Introduction
AI’s ability to perform complex, nitty-gritty tasks has tremendous upsides, but it is easy to mistake “I don’t have to do it” for “automated”. A workflow that includes repeated use of AI for identical tasking may feel like a win in that it is liberating you (or someone) from drudgery, but it is actually just transferring the risk of inconsistent execution to an agent that won’t ever get a sternly worded message from a product manager. You’re not only paying for it in risk, you’re paying for it in money and attention. Inference isn’t free and neither is the time you spend reviewing the results each go-round. If you have a process that is essentially mechanical and requires perfect reproducibility, the answer isn’t having the AI do it, it’s having the AI help you automate it.
An Example From This Very Site
All of the content here is human-authored in Markdown files and converted to HTML for publication. The md source files do double duty by serving as crawler-friendly alt content. During the initial construction the conversion was accomplished by asking Claude to do the honors. This was never intended to be the long-term answer, but every process has to start somewhere. Once the designing was done, however, the very next order of business was making md → HTML cheap and reliable.
This site (bennherrera.dev) is served by a Cloudflare Worker project backed by a GitHub repo. The worker actually serves content for an additional professional info site (bennherrera.me). The content for both sites has similar, but not identical needs.
I had a session with the AI and explored some options. I landed on using pandoc† and HTML templates for the .dev articles with a custom Lua filter to handle forward and return links for symbolic footnotes. For the .me landing page another HTML template/filter combo took care of the text with foldouts for the example stories. The .me/cv/ resume HTML just needed another template.
The article list in the .dev landing page is handled by a simple Python script that inserts the article entries between a pair of begin/end comments in the HTML file. It pulls the article metadata from the YAML frontmatter of the Markdown sources. Since it was pulling all that info, it was trivial to add generation of the RSS feed XML.

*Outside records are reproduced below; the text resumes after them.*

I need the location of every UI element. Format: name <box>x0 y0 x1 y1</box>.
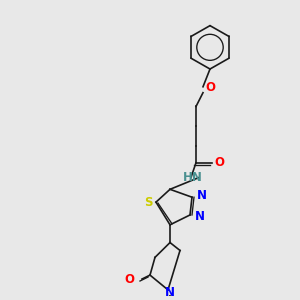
Text: O: O <box>124 272 134 286</box>
Text: S: S <box>144 196 152 208</box>
Text: HN: HN <box>183 171 203 184</box>
Text: O: O <box>205 81 215 94</box>
Text: N: N <box>165 286 175 299</box>
Text: N: N <box>197 189 207 202</box>
Text: O: O <box>214 156 224 169</box>
Text: N: N <box>195 210 205 224</box>
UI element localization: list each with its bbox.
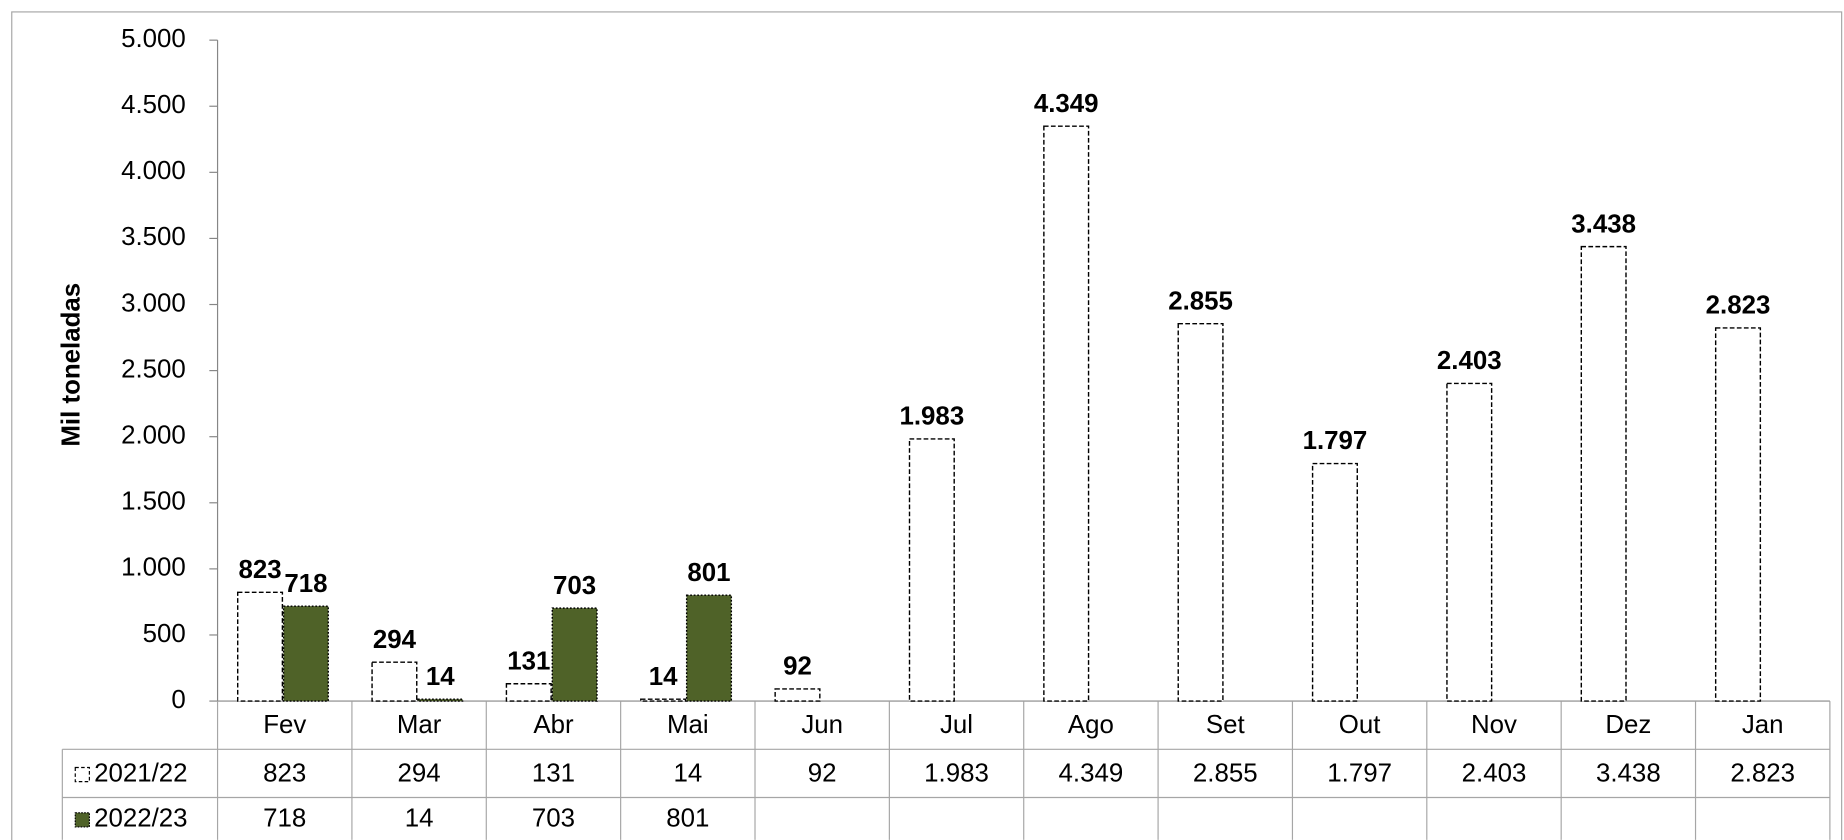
x-tick-label: Jan [1742,711,1784,739]
table-cell: 2.855 [1193,759,1258,787]
data-label: 14 [426,663,455,691]
bar [908,438,955,702]
data-label: 4.349 [1034,90,1099,118]
bar [417,698,464,702]
x-tick-label: Mar [397,711,442,739]
bar [685,594,733,702]
x-tick-label: Jun [801,711,843,739]
legend-label: 2021/22 [94,759,187,787]
data-label: 131 [507,647,550,675]
data-label: 1.797 [1303,427,1368,455]
data-label: 718 [284,570,327,598]
bar [236,591,284,702]
table-cell: 2.403 [1462,759,1527,787]
y-tick-label: 2.000 [121,422,186,450]
y-tick-label: 3.000 [121,289,186,317]
y-tick-label: 3.500 [121,223,186,251]
table-cell: 1.797 [1327,759,1392,787]
bar [371,661,418,702]
x-tick-label: Jul [940,711,973,739]
y-tick-label: 1.000 [121,554,186,582]
x-tick-label: Abr [533,711,574,739]
bar [282,605,329,702]
bar [774,688,821,702]
table-cell: 3.438 [1596,759,1661,787]
table-cell: 703 [532,805,575,833]
data-label: 823 [238,556,281,584]
legend-label: 2022/23 [94,805,187,833]
y-tick-label: 4.000 [121,157,186,185]
y-tick-label: 0 [171,686,185,714]
bar [1043,125,1090,702]
data-label: 3.438 [1571,210,1636,238]
x-tick-label: Dez [1605,711,1651,739]
x-tick-label: Ago [1068,711,1114,739]
bar [1714,327,1762,702]
y-tick-label: 5.000 [121,25,186,53]
bar [1580,245,1627,702]
x-tick-label: Out [1339,711,1381,739]
table-cell: 4.349 [1059,759,1124,787]
table-cell: 14 [673,759,702,787]
x-tick-label: Mai [667,711,709,739]
table-cell: 2.823 [1730,759,1795,787]
x-tick-label: Set [1206,711,1245,739]
data-label: 2.403 [1437,347,1502,375]
chart-border [11,11,1843,840]
y-tick-label: 1.500 [121,488,186,516]
data-label: 92 [783,653,812,681]
table-cell: 294 [398,759,441,787]
data-label: 294 [373,626,417,654]
data-label: 2.823 [1706,292,1771,320]
table-cell: 823 [263,759,306,787]
x-tick-label: Fev [263,711,306,739]
data-label: 801 [687,559,730,587]
y-axis-label: Mil toneladas [58,283,86,447]
bar [640,698,687,702]
bar [551,607,598,702]
bar [505,683,552,702]
data-label: 14 [649,663,678,691]
table-cell: 1.983 [924,759,989,787]
data-label: 2.855 [1168,287,1233,315]
data-label: 1.983 [899,403,964,431]
y-tick-label: 4.500 [121,91,186,119]
table-cell: 92 [808,759,837,787]
table-cell: 131 [532,759,575,787]
legend-swatch [74,766,90,783]
x-tick-label: Nov [1471,711,1517,739]
bar [1446,382,1493,702]
table-cell: 718 [263,805,306,833]
y-tick-label: 500 [143,620,186,648]
y-tick-label: 2.500 [121,355,186,383]
table-cell: 14 [405,805,434,833]
bar [1177,322,1224,702]
data-label: 703 [553,572,596,600]
legend-swatch [74,812,90,828]
bar [1311,462,1358,702]
table-cell: 801 [666,805,709,833]
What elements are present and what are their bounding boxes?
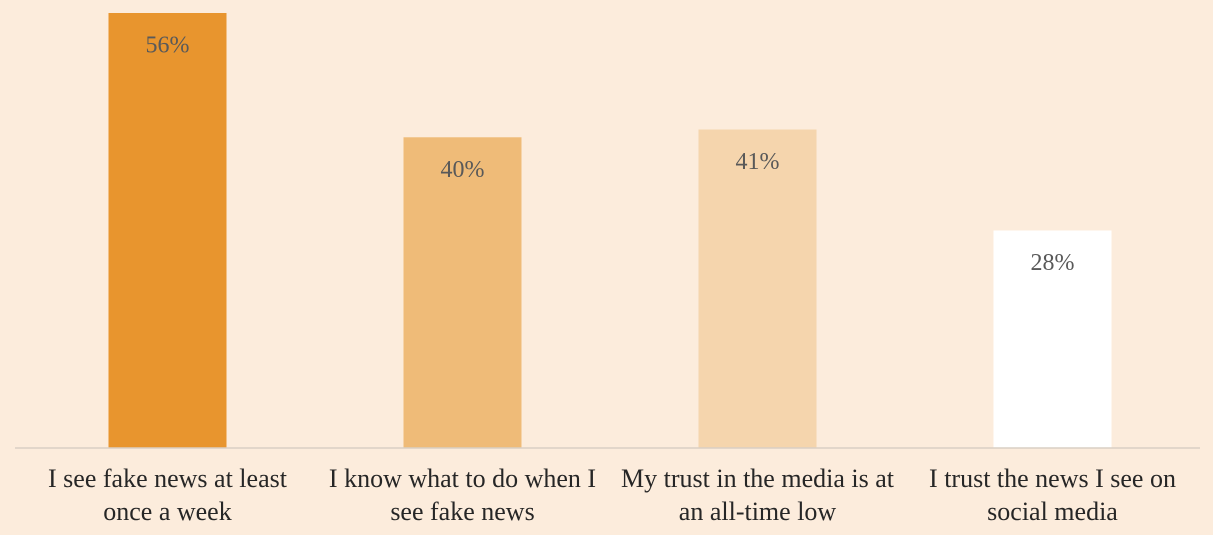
category-label: My trust in the media is at an all-time … (621, 464, 894, 526)
bar (108, 13, 227, 448)
data-label: 40% (441, 157, 485, 183)
category-label: I know what to do when I see fake news (328, 464, 597, 526)
data-label: 41% (736, 149, 780, 175)
bar (993, 230, 1112, 448)
category-label: I trust the news I see on social media (929, 464, 1176, 526)
data-label: 56% (146, 33, 190, 59)
category-label: I see fake news at least once a week (48, 464, 287, 526)
bar (403, 137, 522, 449)
bar (698, 129, 817, 448)
data-label: 28% (1031, 250, 1075, 276)
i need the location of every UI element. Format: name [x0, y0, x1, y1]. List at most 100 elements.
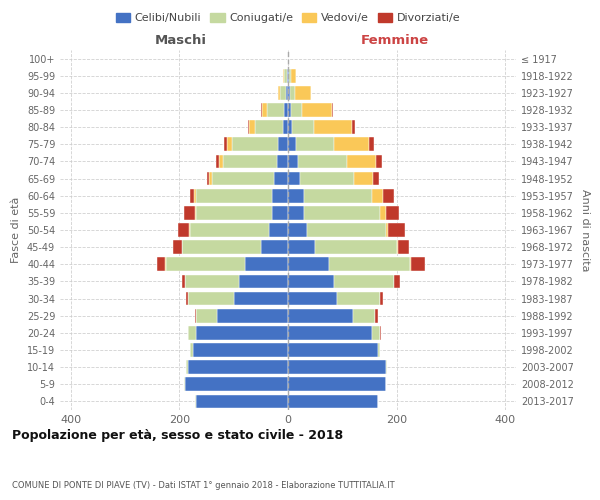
Bar [187, 292, 188, 306]
Bar [380, 326, 382, 340]
Bar [185, 274, 239, 288]
Bar [334, 274, 394, 288]
Bar [386, 360, 387, 374]
Bar [288, 120, 292, 134]
Bar [377, 343, 380, 357]
Legend: Celibi/Nubili, Coniugati/e, Vedovi/e, Divorziati/e: Celibi/Nubili, Coniugati/e, Vedovi/e, Di… [112, 8, 464, 28]
Bar [269, 223, 288, 237]
Bar [196, 206, 272, 220]
Bar [291, 69, 296, 82]
Text: Femmine: Femmine [361, 34, 429, 48]
Bar [289, 69, 291, 82]
Bar [190, 189, 194, 202]
Bar [209, 172, 212, 185]
Bar [398, 240, 409, 254]
Bar [388, 223, 405, 237]
Bar [295, 86, 311, 100]
Bar [278, 86, 280, 100]
Bar [298, 154, 347, 168]
Bar [380, 292, 383, 306]
Bar [184, 206, 194, 220]
Bar [190, 343, 193, 357]
Bar [187, 360, 188, 374]
Bar [370, 138, 374, 151]
Bar [288, 103, 291, 117]
Bar [397, 240, 398, 254]
Bar [337, 292, 380, 306]
Bar [261, 240, 288, 254]
Bar [288, 394, 377, 408]
Bar [277, 154, 288, 168]
Bar [288, 360, 386, 374]
Bar [288, 69, 289, 82]
Bar [193, 343, 288, 357]
Bar [274, 172, 288, 185]
Bar [386, 206, 399, 220]
Text: Popolazione per età, sesso e stato civile - 2018: Popolazione per età, sesso e stato civil… [12, 430, 343, 442]
Bar [249, 120, 256, 134]
Bar [352, 120, 355, 134]
Bar [291, 103, 302, 117]
Bar [173, 240, 182, 254]
Bar [394, 274, 400, 288]
Y-axis label: Anni di nascita: Anni di nascita [580, 188, 590, 271]
Bar [239, 274, 288, 288]
Bar [196, 394, 288, 408]
Bar [278, 138, 288, 151]
Bar [212, 172, 274, 185]
Bar [288, 138, 296, 151]
Bar [182, 240, 261, 254]
Text: Maschi: Maschi [155, 34, 207, 48]
Bar [256, 120, 283, 134]
Bar [188, 360, 288, 374]
Bar [334, 138, 370, 151]
Bar [288, 258, 329, 271]
Bar [332, 103, 333, 117]
Bar [329, 258, 410, 271]
Bar [292, 120, 314, 134]
Bar [410, 258, 411, 271]
Bar [194, 189, 196, 202]
Bar [196, 189, 272, 202]
Bar [314, 120, 352, 134]
Bar [283, 120, 288, 134]
Bar [383, 189, 394, 202]
Bar [157, 258, 166, 271]
Bar [386, 223, 388, 237]
Bar [372, 189, 383, 202]
Bar [304, 206, 380, 220]
Bar [262, 103, 268, 117]
Bar [411, 258, 425, 271]
Bar [284, 69, 287, 82]
Bar [286, 86, 288, 100]
Bar [188, 326, 196, 340]
Bar [304, 189, 372, 202]
Bar [166, 258, 245, 271]
Bar [194, 206, 196, 220]
Bar [223, 154, 277, 168]
Bar [288, 240, 315, 254]
Bar [280, 86, 286, 100]
Bar [288, 206, 304, 220]
Bar [347, 154, 376, 168]
Bar [217, 309, 288, 322]
Bar [272, 189, 288, 202]
Bar [182, 274, 185, 288]
Bar [234, 292, 288, 306]
Bar [196, 309, 217, 322]
Bar [185, 378, 288, 391]
Bar [288, 378, 386, 391]
Bar [296, 138, 334, 151]
Bar [283, 69, 284, 82]
Bar [245, 258, 288, 271]
Bar [373, 172, 379, 185]
Bar [290, 86, 295, 100]
Bar [284, 103, 288, 117]
Bar [315, 240, 397, 254]
Bar [288, 86, 290, 100]
Bar [190, 223, 269, 237]
Bar [272, 206, 288, 220]
Bar [288, 292, 337, 306]
Bar [288, 189, 304, 202]
Y-axis label: Fasce di età: Fasce di età [11, 197, 21, 263]
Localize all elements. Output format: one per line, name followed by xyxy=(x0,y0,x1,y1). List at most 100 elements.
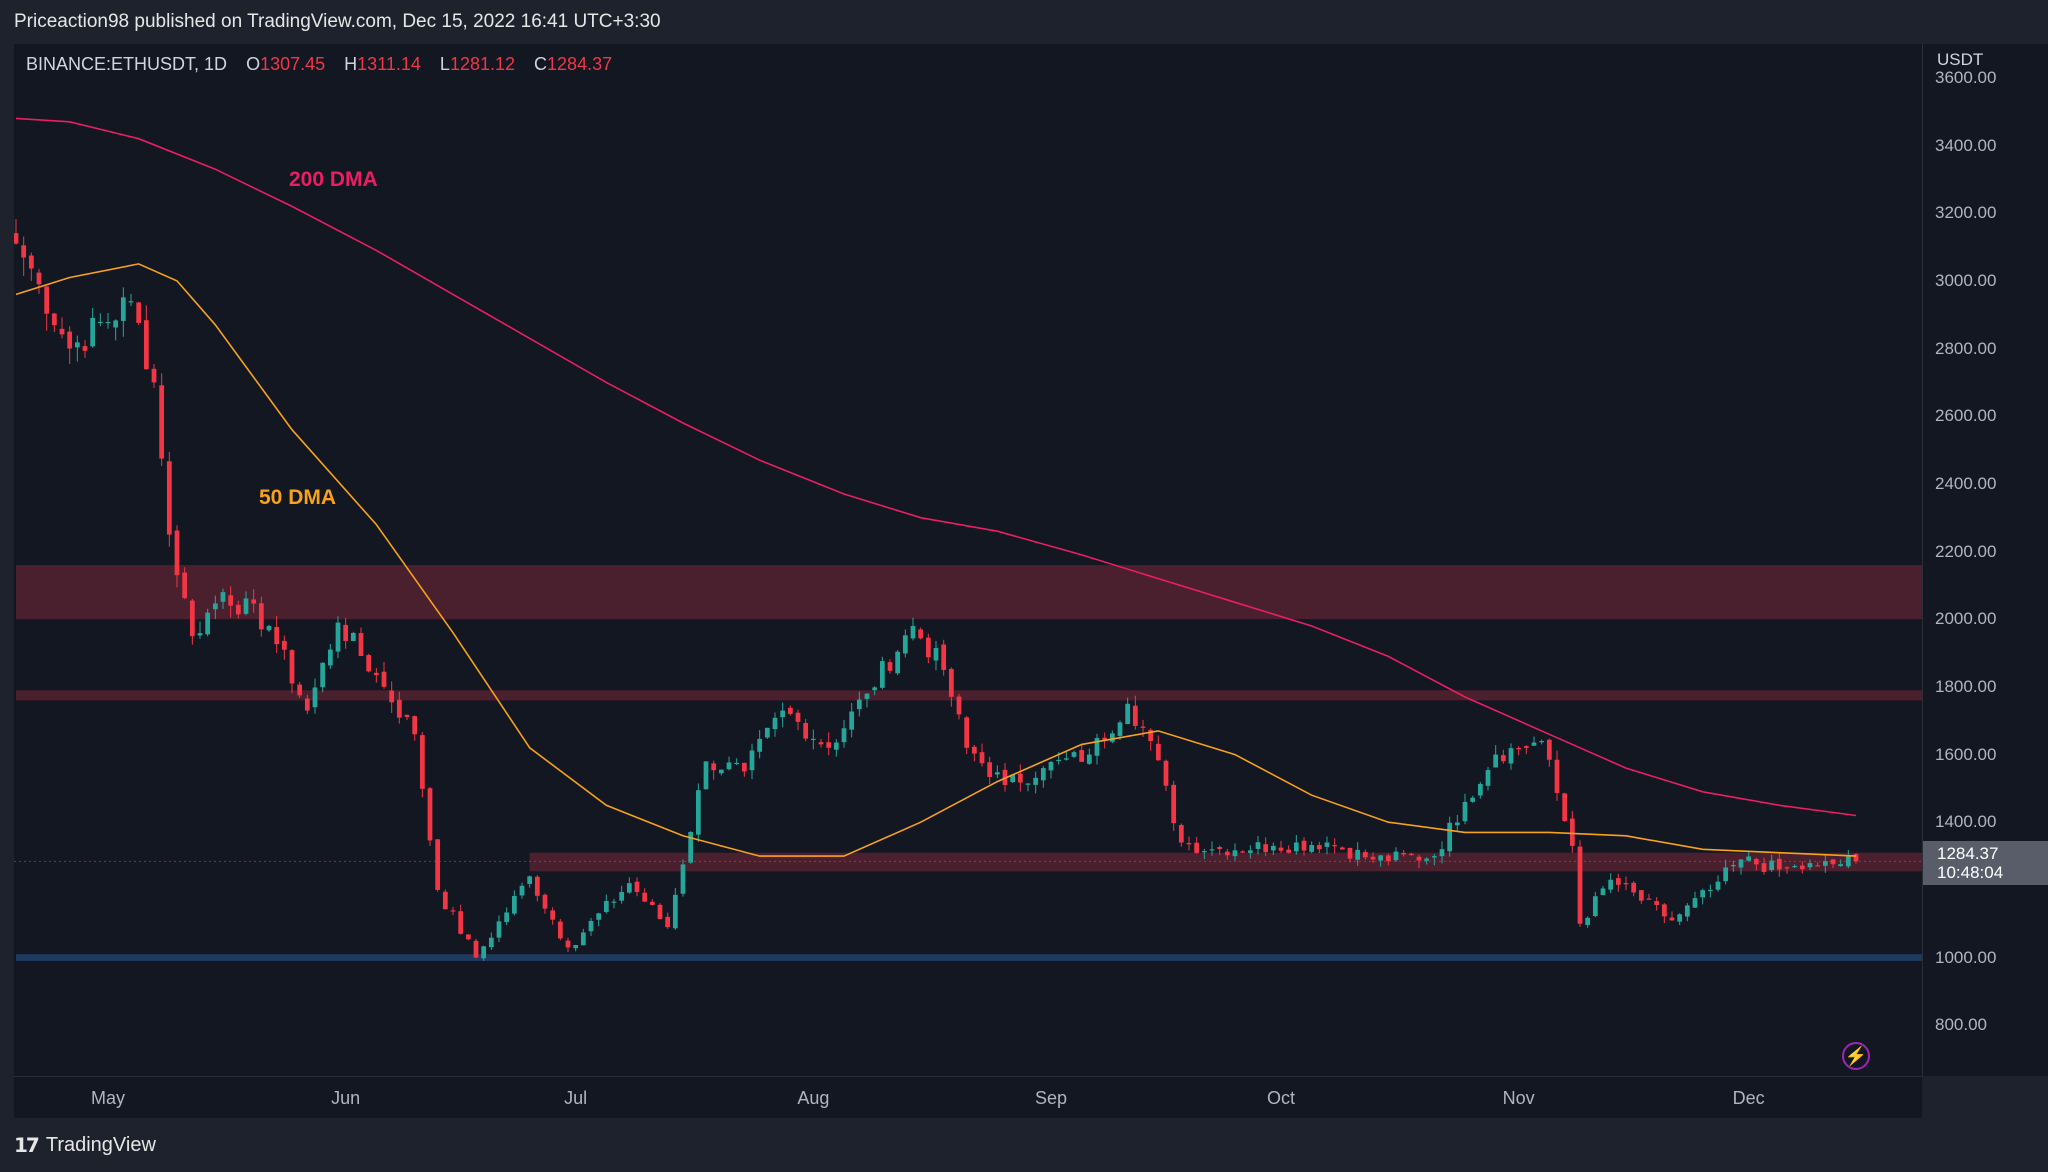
candle-body xyxy=(327,649,333,666)
candle-body xyxy=(1700,890,1706,898)
support-zone-1270 xyxy=(529,852,1922,872)
chart-canvas[interactable] xyxy=(14,44,1922,1076)
low-value: 1281.12 xyxy=(449,54,516,74)
candle-body xyxy=(243,598,249,614)
candle-body xyxy=(1623,883,1629,885)
candle-body xyxy=(1661,904,1667,917)
candle-body xyxy=(251,599,257,604)
price-axis-unit: USDT xyxy=(1937,50,1984,69)
candle-body xyxy=(1278,847,1284,851)
footer: 𝟭𝟳 TradingView xyxy=(0,1118,2048,1172)
candle-body xyxy=(189,600,195,637)
candle-body xyxy=(450,910,456,912)
chart-pane[interactable]: BINANCE:ETHUSDT, 1D O1307.45 H1311.14 L1… xyxy=(14,44,1922,1076)
tradingview-logo[interactable]: 𝟭𝟳 TradingView xyxy=(14,1133,156,1158)
low-label: L xyxy=(439,54,450,74)
candle-body xyxy=(1546,739,1552,760)
candle-body xyxy=(918,629,924,639)
candle-body xyxy=(1125,703,1131,725)
candle-body xyxy=(427,788,433,841)
price-tick-label: 3000.00 xyxy=(1935,270,1997,290)
candle-body xyxy=(1048,761,1054,771)
candle-body xyxy=(205,612,211,635)
candle-body xyxy=(657,904,663,919)
candle-body xyxy=(120,297,126,321)
candle-body xyxy=(21,245,27,258)
candle-body xyxy=(1201,851,1207,853)
candle-body xyxy=(711,763,717,771)
candle-body xyxy=(1638,890,1644,901)
candle-body xyxy=(504,912,510,923)
candle-body xyxy=(1140,726,1146,728)
close-label: C xyxy=(534,54,548,74)
candle-body xyxy=(228,595,234,606)
candle-body xyxy=(1531,742,1537,746)
candle-body xyxy=(557,921,563,939)
candle-body xyxy=(619,892,625,901)
last-price: 1284.37 xyxy=(1937,844,1999,864)
candle-body xyxy=(1608,879,1614,890)
candle-body xyxy=(1033,777,1039,785)
publish-header: Priceaction98 published on TradingView.c… xyxy=(0,0,2048,44)
candle-body xyxy=(1155,743,1161,761)
candle-body xyxy=(1071,752,1077,757)
candle-body xyxy=(1270,845,1276,851)
candle-body xyxy=(787,707,793,714)
candle-body xyxy=(197,633,203,636)
candle-body xyxy=(274,626,280,645)
lightning-icon[interactable]: ⚡ xyxy=(1842,1042,1870,1070)
candle-body xyxy=(803,722,809,739)
candle-body xyxy=(573,945,579,949)
candle-body xyxy=(1838,864,1844,867)
symbol-label[interactable]: BINANCE:ETHUSDT, 1D xyxy=(26,54,228,74)
candle-body xyxy=(511,895,517,914)
candle-body xyxy=(220,592,226,602)
support-line-1000 xyxy=(16,954,1922,961)
candle-body xyxy=(1148,729,1154,742)
candle-body xyxy=(74,342,80,348)
dma50-line xyxy=(15,263,1857,857)
price-tick-label: 1800.00 xyxy=(1935,676,1997,696)
candle-body xyxy=(174,530,180,576)
candle-body xyxy=(703,761,709,790)
candle-body xyxy=(1086,754,1092,764)
candle-body xyxy=(389,690,395,703)
candle-body xyxy=(895,651,901,674)
candle-body xyxy=(435,839,441,890)
candle-body xyxy=(1232,850,1238,857)
candle-body xyxy=(887,662,893,671)
candle-body xyxy=(159,385,165,459)
candle-body xyxy=(1240,851,1246,853)
candle-body xyxy=(1171,784,1177,824)
candle-body xyxy=(97,321,103,324)
candle-body xyxy=(1822,860,1828,866)
candle-body xyxy=(458,911,464,934)
candle-body xyxy=(1508,748,1514,764)
candle-body xyxy=(1792,865,1798,868)
candle-body xyxy=(519,885,525,896)
time-axis[interactable]: May Jun Jul Aug Sep Oct Nov Dec xyxy=(14,1076,1922,1118)
price-axis[interactable]: USDT 3600.00 3400.00 3200.00 3000.00 2800.00… xyxy=(1922,44,2048,1076)
candle-body xyxy=(1439,849,1445,857)
candle-body xyxy=(534,876,540,896)
close-value: 1284.37 xyxy=(547,54,613,74)
candle-body xyxy=(695,790,701,835)
candle-body xyxy=(136,302,142,323)
price-tick-label: 2200.00 xyxy=(1935,541,1997,561)
time-tick-label: Jul xyxy=(564,1088,588,1108)
candle-body xyxy=(465,934,471,940)
candle-body xyxy=(1056,759,1062,762)
candle-body xyxy=(726,762,732,770)
candle-body xyxy=(358,633,364,656)
candle-body xyxy=(1562,793,1568,821)
candle-body xyxy=(1324,842,1330,847)
resistance-line-1780 xyxy=(16,690,1922,701)
candle-body xyxy=(1378,855,1384,861)
candle-body xyxy=(649,901,655,905)
publish-info: Priceaction98 published on TradingView.c… xyxy=(14,11,661,32)
candle-body xyxy=(1485,770,1491,786)
candle-body xyxy=(987,762,993,778)
open-label: O xyxy=(246,54,261,74)
candle-body xyxy=(1746,856,1752,861)
candle-body xyxy=(1477,783,1483,796)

A Makefile keeps everything up to date. As a safety measure, the default make target creates the new HTML files in a generated/ subdirectory. This allows for easy A/B comparison of old vs new content to ensure nothing went haywire. So my workflow is editing the markdown sources or creating a new article directory and index.md under .dev/writing/ (like I did for this one right here), and then running a make command to generate the corresponding HTML, update the table of contents, and refresh the RSS feed.
For the changeover from the old “process” I had Claude Code do the scut work of extracting templates from the existing HTML files, writing the Lua filters, Python script, and Makefile. The use of the generated/ subdirectory allowed for careful comparisons against the latest good versions to ensure the automation was working as intended. Once everything checked out the original HTML files were overwritten with generated content. This became the primary source of published HTML going forward.
The upshot of all that is that I had arrived at a point where AI was needed to perform a regular task that neither it nor I was best suited for, so I used it to work us both out of that job.
Summary
There’s not a lot of complexity to the lesson here. AI, for all its power and indefatiguability, shares two weaknesses with humans for tasks requiring perfect reproducibility: inconsistency and expense. If you know you need an endless supply of identical sammiches, asking the genie to make you a sammich over and over is not a solution. It’s an invitation to receive a $25 peanut butter and mustard on scone. Asking it to help you make a vending machine — that’s the right answer.
Footnotes
† ↩︎ Two options were considered: pandoc and something custom in Go or Python. Pandoc was the only serious contender. Its developers already solved every big problem and provided the Lua escape hatch for custom requirements.